La banda de 6 GHz, considerada la “última frontera de las frecuencias para el mundo móvil”, está en el centro del debate por una posible subasta de la Agencia Nacional de Telecomunicaciones (Anatel) para 2026. En sus contribuciones a la Consulta Pública Nº 9, Claro, Vivo, TIM y Brisanet piden más tiempo para madurar la discusión, coincidiendo con el fin de las obligaciones de 5G. Para ellas, 2030 sería el momento ideal para la licitación.
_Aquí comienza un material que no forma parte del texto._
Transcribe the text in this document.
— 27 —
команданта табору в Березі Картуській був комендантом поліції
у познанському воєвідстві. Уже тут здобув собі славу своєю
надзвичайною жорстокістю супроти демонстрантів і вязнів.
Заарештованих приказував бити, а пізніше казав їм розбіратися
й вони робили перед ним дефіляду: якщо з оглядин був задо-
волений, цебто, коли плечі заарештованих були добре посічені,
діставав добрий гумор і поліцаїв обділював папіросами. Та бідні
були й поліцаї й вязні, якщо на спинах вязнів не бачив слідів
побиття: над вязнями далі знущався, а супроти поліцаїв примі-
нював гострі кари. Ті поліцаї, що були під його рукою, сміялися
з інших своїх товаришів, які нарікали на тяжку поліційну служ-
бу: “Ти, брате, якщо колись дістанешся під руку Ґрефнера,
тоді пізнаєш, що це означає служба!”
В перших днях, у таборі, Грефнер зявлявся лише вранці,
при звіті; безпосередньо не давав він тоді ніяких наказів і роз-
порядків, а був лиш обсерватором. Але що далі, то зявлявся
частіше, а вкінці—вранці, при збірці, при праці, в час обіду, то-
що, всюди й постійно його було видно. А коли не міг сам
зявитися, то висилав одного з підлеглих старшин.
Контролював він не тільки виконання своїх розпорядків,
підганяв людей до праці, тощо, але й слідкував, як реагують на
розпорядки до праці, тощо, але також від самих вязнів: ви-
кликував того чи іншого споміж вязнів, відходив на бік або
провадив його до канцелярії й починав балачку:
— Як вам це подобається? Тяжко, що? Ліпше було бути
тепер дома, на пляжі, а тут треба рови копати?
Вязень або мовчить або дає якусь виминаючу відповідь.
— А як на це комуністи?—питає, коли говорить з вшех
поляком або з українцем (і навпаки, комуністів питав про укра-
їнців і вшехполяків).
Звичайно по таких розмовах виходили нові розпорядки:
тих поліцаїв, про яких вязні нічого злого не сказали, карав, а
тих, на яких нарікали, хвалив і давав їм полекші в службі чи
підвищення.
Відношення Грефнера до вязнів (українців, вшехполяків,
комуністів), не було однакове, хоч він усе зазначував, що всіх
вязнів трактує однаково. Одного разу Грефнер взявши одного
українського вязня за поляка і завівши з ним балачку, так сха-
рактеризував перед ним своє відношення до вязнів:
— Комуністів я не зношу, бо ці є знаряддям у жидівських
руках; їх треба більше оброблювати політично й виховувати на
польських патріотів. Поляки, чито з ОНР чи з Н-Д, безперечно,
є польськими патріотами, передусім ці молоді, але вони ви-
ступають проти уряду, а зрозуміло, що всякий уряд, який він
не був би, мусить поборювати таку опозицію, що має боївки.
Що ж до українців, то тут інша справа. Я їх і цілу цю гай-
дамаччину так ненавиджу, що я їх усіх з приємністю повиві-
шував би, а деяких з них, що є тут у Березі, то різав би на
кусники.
Claro advierte sobre la necesidad de contar con una infraestructura robusta para el uso de la banda de 6 GHz para Telecomunicaciones Móviles Internacionales (IMT). “La falta de preparación puede resultar en una cobertura insuficiente y dificultades para implementar los servicios”, enfatizó.
El operador también destacó las características técnicas de la banda, señalando que ofrece un desempeño comparable al de la banda de 3.5 GHz, en cuanto al equilibrio entre cobertura y capacidad. Para Claro, ese equilibrio es fundamental para reducir la necesidad de más sitios y generar beneficios económicos y ambientales.
La empresa también elogió el “movimiento estratégico de la Anatel” al seguir la recomendación de la Unión Internacional de Telecomunicaciones (UIT) de reservar la banda para uso licenciado por el Servicio Móvil Personal (SMP).
Cautela
Para TIM, aún existen incertidumbres respecto a la disponibilidad de terminales y equipos compatibles, lo que hace precipitada la inclusión de la banda en el planeamiento a corto plazo.
La operadora también subraya que se trata de la “última banda intermedia disponible” para servicios móviles, lo que exige una precaución redoblada y un seguimiento cercano de las estandarizaciones internacionales.
La empresa elogió el cronograma de subastas de mediano y largo plazo propuesto por la Anatel, pero advirtió que “la previsibilidad regulatoria es fundamental para garantizar la seguridad jurídica y fomentar las inversiones necesarias”, sugiriendo que el enfoque se mantenga en bandas ya consolidadas, como la de 3.6 a 3.7 GHz.
Telefónica, en línea con TIM, fue sucinta al sugerir que la licitación quede para después de 2030, cuando finalicen las obligaciones de la subasta del 5G.
Brisanet, operadora regional que ingresó al mercado móvil a partir de la subasta 5G en 2021, defendió un modelo de licitación no recaudatorio, con al menos el 90 por ciento del valor convertido en compromisos de cobertura.
La propuesta de Brisanet prevé cuatro bloques de 175 MHz (tres nacionales y uno regional), con enfoque en municipios pequeños y áreas rurales. La empresa también subrayó que los compromisos deben estar alineados con la hoja de ruta tecnológica de la industria y que acuerdos como el de RAN Sharing entre grandes operadoras deben ser analizados con rigor por la Anatel.